Content: There is frank discussion of eating disorders and some mild swearing. If the girls were younger, it’d be a Teen book, but because they’re in their 20s, it lands in Adult Fiction. It’d be appropriate for teenagers, though.

Anna has moved to St. Louis from Paris because her husband, Matthias, got a job here. She was a ballerina, but injured herself and has been off dancing for a while. And when she moved to the states, she couldn’t find a dancing job. One thing led to another, and it soon turned out that the only thing that Anna really could control was her eating. And control it she did, right down to 88 pounds.

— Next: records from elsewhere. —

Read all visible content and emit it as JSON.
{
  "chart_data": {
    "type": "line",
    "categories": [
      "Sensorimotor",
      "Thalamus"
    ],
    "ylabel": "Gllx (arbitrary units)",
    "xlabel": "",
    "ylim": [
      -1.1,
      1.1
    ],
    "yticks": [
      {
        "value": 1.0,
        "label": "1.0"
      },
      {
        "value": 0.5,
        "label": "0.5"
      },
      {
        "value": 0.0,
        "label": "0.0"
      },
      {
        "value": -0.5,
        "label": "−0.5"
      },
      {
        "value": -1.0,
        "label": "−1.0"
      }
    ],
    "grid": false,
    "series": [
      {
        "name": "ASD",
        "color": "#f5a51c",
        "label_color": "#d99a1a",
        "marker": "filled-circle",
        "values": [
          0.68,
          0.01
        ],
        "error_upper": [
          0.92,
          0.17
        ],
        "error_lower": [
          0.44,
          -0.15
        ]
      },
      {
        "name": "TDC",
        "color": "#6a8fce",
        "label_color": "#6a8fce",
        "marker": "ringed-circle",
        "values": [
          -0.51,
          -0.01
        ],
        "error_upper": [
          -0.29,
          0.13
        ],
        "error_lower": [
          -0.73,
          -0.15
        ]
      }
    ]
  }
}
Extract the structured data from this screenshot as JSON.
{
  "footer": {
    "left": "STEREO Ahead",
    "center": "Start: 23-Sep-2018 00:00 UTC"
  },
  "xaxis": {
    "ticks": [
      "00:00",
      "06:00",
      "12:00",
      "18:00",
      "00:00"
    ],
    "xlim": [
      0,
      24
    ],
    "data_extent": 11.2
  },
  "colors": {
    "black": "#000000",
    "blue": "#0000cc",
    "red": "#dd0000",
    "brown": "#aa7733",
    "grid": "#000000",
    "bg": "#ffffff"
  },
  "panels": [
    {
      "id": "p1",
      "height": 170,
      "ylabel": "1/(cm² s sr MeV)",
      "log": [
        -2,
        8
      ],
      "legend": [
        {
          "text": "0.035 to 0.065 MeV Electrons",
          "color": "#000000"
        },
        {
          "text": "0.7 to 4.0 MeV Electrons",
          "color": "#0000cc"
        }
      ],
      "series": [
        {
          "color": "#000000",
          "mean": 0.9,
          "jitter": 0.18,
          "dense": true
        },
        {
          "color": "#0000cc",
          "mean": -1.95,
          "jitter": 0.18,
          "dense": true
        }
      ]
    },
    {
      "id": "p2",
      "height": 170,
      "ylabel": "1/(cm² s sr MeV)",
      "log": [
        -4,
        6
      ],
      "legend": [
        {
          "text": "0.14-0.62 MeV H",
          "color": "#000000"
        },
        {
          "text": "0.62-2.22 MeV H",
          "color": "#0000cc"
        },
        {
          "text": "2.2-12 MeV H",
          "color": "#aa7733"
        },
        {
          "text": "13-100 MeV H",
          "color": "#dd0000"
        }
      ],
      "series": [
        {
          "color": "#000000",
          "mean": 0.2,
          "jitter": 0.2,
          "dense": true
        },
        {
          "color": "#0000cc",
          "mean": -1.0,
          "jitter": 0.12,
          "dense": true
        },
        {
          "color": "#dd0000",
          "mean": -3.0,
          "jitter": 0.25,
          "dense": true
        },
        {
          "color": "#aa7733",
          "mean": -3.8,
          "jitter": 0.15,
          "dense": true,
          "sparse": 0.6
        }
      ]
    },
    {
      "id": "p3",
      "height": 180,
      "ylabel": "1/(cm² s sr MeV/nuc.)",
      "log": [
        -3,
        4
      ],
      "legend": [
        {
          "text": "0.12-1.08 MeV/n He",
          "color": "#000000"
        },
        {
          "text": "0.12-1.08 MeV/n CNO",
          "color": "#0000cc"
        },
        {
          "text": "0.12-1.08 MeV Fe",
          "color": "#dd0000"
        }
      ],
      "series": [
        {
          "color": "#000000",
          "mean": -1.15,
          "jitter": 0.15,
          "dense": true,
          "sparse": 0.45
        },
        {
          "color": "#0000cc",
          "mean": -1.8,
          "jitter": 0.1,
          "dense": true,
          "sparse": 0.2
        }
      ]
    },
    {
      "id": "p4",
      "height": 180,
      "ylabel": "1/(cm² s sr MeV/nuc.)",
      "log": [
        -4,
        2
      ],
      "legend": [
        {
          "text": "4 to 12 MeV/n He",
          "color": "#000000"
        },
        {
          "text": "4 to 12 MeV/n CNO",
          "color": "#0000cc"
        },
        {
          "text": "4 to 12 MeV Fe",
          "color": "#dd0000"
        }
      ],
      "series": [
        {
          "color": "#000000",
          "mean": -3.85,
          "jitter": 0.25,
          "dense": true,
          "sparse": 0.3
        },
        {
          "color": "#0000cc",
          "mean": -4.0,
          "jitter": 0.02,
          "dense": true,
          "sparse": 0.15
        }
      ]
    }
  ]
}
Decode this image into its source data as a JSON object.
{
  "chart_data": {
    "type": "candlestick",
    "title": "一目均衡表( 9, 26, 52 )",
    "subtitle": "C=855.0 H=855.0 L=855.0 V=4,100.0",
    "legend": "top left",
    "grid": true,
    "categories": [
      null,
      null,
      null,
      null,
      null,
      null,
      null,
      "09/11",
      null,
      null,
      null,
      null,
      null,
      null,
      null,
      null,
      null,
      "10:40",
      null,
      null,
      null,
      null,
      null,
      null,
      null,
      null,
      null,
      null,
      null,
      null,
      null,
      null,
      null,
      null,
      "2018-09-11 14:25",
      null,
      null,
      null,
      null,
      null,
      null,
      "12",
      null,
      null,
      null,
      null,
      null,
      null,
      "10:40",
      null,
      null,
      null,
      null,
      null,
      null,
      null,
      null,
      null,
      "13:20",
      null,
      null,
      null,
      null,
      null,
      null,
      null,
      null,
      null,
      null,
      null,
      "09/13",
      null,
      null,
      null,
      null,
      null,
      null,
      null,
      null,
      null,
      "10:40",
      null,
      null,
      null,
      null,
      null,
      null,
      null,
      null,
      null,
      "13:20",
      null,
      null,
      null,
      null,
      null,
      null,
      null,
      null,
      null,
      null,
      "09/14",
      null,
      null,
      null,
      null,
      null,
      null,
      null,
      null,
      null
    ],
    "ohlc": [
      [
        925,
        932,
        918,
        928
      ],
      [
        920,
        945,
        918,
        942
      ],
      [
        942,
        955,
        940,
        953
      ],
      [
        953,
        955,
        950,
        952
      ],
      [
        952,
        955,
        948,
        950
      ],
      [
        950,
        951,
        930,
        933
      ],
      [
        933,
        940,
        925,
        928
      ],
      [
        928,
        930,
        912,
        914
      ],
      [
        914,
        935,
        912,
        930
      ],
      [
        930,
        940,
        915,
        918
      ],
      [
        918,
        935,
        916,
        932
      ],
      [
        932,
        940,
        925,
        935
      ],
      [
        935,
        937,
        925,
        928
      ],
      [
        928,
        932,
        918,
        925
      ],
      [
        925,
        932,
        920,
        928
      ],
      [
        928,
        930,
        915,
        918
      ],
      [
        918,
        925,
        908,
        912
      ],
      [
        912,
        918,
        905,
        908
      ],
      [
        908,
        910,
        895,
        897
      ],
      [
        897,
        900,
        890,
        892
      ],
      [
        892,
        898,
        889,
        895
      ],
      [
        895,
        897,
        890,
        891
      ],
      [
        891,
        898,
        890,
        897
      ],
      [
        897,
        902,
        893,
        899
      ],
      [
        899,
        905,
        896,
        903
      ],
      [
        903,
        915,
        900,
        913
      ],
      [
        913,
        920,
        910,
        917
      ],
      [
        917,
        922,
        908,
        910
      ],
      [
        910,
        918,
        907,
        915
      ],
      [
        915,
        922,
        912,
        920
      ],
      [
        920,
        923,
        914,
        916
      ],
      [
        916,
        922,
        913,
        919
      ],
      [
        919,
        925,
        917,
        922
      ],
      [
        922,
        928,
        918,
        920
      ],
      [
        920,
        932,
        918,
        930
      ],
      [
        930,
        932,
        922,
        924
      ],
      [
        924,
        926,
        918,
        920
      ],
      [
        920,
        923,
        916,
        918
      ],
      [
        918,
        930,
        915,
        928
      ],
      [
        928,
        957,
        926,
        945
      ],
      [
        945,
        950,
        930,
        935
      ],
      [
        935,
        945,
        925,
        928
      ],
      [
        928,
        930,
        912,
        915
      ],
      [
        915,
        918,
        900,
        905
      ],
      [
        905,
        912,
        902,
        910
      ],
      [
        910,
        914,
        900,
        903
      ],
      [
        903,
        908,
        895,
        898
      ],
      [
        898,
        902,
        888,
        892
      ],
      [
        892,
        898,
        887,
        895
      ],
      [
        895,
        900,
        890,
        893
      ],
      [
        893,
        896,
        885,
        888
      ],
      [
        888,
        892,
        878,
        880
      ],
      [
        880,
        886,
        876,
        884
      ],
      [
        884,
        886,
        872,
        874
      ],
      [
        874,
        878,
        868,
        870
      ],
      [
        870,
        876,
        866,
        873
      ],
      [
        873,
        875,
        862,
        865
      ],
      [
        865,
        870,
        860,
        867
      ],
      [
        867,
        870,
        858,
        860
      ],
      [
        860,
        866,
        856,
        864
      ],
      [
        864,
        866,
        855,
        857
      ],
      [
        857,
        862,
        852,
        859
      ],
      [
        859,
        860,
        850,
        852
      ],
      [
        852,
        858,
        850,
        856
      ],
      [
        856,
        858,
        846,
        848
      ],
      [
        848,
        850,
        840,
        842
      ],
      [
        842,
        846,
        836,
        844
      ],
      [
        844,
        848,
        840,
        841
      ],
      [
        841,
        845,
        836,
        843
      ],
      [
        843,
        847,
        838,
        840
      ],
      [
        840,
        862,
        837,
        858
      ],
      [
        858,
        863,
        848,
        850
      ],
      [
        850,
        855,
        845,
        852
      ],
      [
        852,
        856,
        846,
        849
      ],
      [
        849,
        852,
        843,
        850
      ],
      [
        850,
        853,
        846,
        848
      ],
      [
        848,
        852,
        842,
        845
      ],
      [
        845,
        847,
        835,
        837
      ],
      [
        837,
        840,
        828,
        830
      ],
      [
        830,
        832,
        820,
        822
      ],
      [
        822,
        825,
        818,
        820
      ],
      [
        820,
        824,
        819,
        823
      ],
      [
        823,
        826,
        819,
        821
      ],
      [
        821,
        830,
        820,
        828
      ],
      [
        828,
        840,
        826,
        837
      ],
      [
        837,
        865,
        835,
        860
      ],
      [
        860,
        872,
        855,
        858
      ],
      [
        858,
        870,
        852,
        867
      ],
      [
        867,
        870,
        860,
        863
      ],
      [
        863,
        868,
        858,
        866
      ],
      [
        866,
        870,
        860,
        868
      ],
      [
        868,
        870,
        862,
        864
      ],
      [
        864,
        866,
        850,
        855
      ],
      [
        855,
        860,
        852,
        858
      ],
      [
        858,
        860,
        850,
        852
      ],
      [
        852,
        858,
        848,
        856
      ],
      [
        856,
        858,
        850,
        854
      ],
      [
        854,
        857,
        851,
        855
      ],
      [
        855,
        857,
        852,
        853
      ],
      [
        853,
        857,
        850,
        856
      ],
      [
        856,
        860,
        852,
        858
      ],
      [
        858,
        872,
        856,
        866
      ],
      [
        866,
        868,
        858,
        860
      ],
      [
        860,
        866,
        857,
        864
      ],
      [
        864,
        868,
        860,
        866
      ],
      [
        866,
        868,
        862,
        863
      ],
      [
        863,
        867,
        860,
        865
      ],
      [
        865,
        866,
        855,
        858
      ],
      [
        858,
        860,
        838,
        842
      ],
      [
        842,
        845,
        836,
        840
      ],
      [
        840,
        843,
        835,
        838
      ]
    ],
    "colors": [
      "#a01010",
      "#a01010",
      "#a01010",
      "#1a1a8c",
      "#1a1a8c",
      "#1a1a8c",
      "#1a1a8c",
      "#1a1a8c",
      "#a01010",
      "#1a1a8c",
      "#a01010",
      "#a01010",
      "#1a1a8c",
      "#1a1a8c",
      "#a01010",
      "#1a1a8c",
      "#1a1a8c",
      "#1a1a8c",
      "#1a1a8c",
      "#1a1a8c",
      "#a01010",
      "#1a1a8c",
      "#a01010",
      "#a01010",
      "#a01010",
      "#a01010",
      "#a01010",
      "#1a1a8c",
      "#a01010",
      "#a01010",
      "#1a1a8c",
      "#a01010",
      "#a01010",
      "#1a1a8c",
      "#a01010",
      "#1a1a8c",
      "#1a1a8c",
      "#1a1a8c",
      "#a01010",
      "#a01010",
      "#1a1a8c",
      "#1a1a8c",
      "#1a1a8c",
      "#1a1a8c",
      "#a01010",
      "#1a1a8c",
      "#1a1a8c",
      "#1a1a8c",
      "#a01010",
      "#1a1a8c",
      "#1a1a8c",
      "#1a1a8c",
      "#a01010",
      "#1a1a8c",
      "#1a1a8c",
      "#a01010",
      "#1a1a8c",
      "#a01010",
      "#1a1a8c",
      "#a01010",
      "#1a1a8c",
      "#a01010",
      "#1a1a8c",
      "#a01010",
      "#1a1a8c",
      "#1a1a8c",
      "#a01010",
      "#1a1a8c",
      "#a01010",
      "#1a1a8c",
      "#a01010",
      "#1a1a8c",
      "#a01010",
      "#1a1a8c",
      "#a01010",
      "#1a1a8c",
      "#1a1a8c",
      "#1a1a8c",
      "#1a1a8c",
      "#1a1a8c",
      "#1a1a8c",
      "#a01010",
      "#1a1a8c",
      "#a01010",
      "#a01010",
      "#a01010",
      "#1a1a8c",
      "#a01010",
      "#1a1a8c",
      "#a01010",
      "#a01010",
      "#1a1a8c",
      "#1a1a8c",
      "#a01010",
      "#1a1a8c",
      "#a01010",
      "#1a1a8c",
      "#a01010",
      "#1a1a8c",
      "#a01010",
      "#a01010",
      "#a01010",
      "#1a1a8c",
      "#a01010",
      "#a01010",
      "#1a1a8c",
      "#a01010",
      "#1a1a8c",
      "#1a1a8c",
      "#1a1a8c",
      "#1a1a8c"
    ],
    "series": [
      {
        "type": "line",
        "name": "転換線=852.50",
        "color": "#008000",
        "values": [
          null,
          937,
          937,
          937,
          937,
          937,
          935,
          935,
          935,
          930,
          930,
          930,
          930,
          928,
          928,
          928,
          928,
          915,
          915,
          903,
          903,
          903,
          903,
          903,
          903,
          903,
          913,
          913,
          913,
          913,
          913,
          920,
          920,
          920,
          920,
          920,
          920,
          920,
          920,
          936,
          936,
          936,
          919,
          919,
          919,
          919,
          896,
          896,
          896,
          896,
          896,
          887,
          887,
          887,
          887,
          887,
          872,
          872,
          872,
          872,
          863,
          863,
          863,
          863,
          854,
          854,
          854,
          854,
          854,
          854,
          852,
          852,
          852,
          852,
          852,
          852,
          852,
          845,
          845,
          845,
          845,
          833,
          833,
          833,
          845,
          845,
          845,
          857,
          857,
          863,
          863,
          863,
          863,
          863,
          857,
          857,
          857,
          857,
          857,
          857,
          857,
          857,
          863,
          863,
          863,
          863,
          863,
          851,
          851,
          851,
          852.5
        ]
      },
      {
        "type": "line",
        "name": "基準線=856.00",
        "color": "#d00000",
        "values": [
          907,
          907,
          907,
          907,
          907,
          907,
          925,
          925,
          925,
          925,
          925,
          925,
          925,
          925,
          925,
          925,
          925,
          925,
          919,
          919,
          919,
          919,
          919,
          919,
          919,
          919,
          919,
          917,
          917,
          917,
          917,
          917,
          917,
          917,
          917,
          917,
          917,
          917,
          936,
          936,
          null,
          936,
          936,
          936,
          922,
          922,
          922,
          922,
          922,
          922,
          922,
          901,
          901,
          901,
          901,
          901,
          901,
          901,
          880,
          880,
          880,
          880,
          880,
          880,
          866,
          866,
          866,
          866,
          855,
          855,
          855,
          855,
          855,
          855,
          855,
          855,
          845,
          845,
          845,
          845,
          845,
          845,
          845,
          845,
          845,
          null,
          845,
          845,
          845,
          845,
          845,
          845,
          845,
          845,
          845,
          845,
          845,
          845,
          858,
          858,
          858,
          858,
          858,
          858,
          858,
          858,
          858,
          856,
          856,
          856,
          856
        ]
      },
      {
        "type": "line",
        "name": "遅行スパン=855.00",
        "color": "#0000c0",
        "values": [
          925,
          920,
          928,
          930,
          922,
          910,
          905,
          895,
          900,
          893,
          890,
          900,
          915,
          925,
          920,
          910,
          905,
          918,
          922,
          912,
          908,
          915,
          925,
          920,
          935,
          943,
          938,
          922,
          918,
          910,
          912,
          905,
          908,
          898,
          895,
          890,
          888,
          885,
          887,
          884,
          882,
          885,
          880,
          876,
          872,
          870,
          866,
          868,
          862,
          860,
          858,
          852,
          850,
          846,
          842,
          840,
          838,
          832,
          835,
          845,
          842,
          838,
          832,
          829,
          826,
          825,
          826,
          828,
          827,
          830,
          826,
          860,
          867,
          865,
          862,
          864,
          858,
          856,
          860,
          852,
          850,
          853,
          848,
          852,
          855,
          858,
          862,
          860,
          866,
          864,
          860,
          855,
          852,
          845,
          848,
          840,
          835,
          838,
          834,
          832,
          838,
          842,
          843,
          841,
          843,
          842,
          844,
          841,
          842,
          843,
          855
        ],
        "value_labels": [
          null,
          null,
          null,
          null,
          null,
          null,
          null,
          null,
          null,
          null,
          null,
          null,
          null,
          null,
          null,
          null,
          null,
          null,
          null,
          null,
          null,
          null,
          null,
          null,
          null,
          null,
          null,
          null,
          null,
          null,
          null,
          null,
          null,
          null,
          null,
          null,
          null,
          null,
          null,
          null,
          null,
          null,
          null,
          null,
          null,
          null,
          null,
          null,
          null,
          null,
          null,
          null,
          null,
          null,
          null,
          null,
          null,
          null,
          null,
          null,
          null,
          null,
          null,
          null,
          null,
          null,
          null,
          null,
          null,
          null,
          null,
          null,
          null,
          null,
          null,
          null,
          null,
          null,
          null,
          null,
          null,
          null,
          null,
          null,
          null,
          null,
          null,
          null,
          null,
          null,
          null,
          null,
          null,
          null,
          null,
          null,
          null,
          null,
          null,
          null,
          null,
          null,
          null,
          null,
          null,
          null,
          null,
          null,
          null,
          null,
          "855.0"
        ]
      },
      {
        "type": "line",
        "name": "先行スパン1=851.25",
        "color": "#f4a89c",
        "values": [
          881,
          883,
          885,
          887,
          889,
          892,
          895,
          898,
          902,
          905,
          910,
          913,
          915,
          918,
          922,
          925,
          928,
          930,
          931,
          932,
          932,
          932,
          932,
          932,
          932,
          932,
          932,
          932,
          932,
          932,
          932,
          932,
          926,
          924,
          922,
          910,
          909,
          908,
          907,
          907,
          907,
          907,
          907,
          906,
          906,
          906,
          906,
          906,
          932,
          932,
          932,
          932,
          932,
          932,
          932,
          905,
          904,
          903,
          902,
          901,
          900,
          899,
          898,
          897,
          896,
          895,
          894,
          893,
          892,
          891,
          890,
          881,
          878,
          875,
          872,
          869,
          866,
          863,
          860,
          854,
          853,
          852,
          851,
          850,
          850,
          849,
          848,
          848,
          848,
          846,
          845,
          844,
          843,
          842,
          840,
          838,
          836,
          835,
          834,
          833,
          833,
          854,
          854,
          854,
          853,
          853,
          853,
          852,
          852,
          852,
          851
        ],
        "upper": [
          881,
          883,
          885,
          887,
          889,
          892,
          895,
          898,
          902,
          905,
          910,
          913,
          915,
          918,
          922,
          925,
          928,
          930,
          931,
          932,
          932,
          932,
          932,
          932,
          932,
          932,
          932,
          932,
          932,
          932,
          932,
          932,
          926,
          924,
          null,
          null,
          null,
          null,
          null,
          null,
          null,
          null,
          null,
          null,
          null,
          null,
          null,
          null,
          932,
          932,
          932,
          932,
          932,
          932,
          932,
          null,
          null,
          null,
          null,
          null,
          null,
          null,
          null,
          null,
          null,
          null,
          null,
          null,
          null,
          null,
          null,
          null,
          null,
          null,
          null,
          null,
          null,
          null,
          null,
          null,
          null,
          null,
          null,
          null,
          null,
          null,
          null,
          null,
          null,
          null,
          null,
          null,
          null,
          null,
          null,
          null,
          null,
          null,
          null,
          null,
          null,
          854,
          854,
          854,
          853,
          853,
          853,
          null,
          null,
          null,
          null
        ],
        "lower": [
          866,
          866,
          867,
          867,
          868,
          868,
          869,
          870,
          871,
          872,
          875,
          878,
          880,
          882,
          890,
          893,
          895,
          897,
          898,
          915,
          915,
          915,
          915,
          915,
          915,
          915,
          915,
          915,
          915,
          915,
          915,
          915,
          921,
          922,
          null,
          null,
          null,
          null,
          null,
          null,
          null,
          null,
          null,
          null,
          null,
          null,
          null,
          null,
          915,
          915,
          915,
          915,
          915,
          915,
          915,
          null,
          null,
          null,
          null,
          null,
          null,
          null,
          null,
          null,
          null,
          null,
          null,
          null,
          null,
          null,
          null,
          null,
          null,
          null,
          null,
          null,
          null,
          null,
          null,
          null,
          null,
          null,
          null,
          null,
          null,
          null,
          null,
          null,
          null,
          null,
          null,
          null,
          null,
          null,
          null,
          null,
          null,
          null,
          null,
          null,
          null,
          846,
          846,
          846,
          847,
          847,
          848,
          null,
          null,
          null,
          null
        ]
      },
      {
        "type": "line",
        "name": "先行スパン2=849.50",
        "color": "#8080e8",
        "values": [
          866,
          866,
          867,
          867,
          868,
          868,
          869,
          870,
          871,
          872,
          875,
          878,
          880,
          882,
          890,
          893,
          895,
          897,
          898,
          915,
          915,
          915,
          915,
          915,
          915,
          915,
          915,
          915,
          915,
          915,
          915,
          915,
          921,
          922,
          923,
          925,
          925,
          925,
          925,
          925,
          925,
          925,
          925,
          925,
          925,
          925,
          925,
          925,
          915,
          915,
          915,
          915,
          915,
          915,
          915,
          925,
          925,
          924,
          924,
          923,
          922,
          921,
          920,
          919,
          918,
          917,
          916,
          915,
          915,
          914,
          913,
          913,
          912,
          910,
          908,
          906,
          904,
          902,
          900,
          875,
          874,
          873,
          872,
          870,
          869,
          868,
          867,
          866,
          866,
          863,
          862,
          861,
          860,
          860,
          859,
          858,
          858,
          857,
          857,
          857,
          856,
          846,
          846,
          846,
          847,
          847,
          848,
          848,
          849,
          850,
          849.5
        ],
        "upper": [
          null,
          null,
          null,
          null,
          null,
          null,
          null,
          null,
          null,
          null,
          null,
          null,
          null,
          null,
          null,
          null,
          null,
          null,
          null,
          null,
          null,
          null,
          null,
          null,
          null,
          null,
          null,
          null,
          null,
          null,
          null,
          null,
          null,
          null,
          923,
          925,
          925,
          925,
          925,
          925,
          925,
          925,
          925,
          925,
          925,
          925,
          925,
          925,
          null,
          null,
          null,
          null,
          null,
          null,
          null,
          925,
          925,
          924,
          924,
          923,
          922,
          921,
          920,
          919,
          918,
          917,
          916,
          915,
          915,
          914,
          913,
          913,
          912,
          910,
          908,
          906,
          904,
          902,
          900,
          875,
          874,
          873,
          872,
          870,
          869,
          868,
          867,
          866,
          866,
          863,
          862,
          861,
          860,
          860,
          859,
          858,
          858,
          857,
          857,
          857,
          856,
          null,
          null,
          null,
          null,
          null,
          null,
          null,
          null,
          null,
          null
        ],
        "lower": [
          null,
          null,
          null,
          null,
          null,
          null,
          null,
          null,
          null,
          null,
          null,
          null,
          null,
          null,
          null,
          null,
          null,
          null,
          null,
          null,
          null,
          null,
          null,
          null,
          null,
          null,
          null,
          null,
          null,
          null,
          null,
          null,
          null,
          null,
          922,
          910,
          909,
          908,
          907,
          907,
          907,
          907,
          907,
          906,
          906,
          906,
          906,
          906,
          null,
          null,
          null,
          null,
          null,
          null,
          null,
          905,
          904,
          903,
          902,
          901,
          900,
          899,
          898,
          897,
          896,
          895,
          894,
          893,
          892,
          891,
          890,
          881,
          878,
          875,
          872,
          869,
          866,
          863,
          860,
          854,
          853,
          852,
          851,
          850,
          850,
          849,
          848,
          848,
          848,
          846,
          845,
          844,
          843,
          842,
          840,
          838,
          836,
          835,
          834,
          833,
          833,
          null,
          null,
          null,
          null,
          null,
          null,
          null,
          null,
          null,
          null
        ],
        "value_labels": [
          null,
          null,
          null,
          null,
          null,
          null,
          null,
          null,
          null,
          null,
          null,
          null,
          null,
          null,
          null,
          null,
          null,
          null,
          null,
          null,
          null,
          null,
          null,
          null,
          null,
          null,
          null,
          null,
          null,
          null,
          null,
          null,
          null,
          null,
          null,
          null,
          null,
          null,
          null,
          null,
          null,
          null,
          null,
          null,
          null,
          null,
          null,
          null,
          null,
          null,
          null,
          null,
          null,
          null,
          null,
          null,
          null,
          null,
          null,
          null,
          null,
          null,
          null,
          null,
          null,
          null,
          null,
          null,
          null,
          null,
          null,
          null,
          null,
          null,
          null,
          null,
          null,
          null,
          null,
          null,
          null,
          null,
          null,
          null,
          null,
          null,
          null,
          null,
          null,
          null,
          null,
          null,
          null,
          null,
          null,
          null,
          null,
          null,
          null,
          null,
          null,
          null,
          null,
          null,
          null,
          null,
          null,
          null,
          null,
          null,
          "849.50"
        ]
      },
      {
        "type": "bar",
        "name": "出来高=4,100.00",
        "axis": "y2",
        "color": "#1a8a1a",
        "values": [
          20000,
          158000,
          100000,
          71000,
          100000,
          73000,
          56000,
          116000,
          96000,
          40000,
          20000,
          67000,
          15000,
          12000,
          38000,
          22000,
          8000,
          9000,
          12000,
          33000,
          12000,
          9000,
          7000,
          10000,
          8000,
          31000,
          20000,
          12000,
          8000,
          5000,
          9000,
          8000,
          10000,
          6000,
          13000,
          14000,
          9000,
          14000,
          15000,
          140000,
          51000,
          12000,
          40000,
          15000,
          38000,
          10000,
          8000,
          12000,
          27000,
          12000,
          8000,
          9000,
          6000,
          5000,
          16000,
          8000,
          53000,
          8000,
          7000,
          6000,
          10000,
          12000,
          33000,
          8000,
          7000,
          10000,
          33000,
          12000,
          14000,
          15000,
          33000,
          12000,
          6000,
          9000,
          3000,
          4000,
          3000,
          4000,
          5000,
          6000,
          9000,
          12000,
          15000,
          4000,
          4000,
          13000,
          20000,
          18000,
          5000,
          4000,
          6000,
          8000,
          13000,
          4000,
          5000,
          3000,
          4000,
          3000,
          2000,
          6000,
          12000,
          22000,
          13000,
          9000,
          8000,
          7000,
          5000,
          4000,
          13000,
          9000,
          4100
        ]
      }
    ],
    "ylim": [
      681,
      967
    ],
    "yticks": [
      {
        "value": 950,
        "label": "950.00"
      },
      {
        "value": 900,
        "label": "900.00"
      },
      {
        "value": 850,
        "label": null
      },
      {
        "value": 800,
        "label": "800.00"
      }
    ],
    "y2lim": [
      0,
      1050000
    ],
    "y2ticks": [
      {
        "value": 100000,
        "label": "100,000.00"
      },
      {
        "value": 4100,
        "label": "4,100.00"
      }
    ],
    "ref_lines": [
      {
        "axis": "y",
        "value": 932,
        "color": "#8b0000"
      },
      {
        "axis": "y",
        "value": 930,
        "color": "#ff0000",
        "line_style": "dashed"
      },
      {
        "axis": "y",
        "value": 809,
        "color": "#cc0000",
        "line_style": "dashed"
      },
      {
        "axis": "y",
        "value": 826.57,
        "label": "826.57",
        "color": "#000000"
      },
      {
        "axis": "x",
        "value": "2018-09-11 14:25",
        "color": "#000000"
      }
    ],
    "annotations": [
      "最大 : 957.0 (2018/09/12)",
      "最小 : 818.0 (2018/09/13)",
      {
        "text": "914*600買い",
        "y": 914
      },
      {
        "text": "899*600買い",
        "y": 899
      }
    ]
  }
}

Which is why she ended up at 17 Swann Street, a treatment house for those with eating disorders, primarily anorexia and bulimia.

The book follows Anna through six weeks of treatment, while we find out how she ended up at 17 Swann Street through flashbacks. We get to know some of the other patients, but only through Anna’s eyes, as well as Anna’s personal struggles with body image and food.

I liked this book, but I didn’t love it. Partially was visual: there was just too many italics. I know it’s a little thing, but I got tired of reading in italics and felt that they were unnecessary. But, beyond that, I felt that this was kind of clinical, and I was kept at an arm’s distance from really feeling like I was involved in it. Maybe it was me (I have my issues with food, but not a full-blown eating disorder), but I just didn’t connect with Anna or her story. I felt it was all a bit too… pat, for lack of another word.

It’s not a bad book — I finished it, after all — but it’s not the best I’ve read either.